If she was happy, he must have been ecstatic.
268. Was he? I thought he was shagging his mistress in a hotel. Maybe that was a different French President.
Subsequent NY Times headline after questions about delayed call to 911 and various clumsy attempts at a cover up: "4 Rockefeller Children Say All at Hand Did Their Best"
272: They were at the Élysée Palace. I had to look at the Wikipedia page because I couldn't spell "Félix Faure".
Anyway, the obvious lesson is to stick to the 1/2 + 7 rule even for mistresses and to moderate your consumption of food and alcohol.
Fair enough. That must have been some BJ.
The gag I learned about the incident had a journo asking the cop on the scene, "Avait-il sa connaissance?*", to which the cop replied, "Non, elle est partie par l'escalier de service."
*Connaissance: Consciousness/19th century slang for an unofficial girlfriend (=acquaintance).
It was good enough for her to marry a British noble.

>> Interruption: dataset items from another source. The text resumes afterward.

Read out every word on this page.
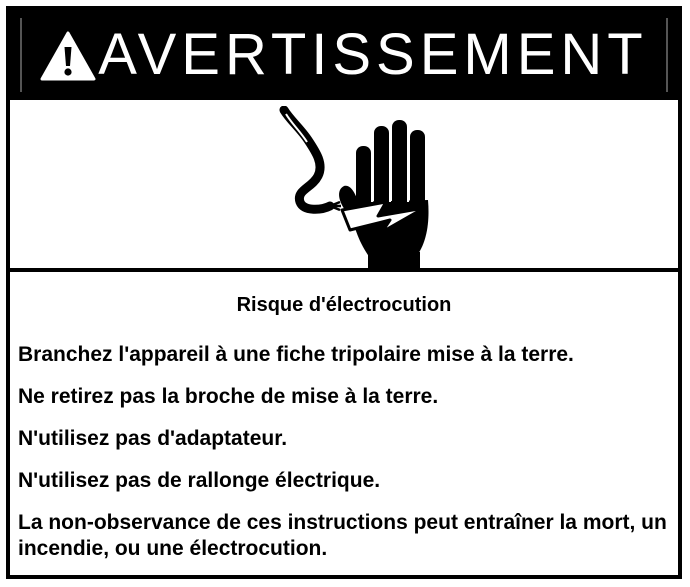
AVERTISSEMENT
Risque d'électrocution
Branchez l'appareil à une fiche tripolaire mise à la terre.
Ne retirez pas la broche de mise à la terre.
N'utilisez pas d'adaptateur.
N'utilisez pas de rallonge électrique.
La non-observance de ces instructions peut entraîner la mort, un incendie, ou une électrocution.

I can't find a version of the picture in question, has the internet suddenly decided to be tasteful?
he ticked all those boxes
Is that what they were calling it?
278: How did people see the picture back before the internet? The Sun?
I think I saw it in a popular treatment book about the 50s. It wasn't a very interesting picture.
A pop-up book would have probably been too much.
A further deflation of the OP link with additional details beyond link in 249. Sifu and I will accept as reparations various forms of consumable alcohol.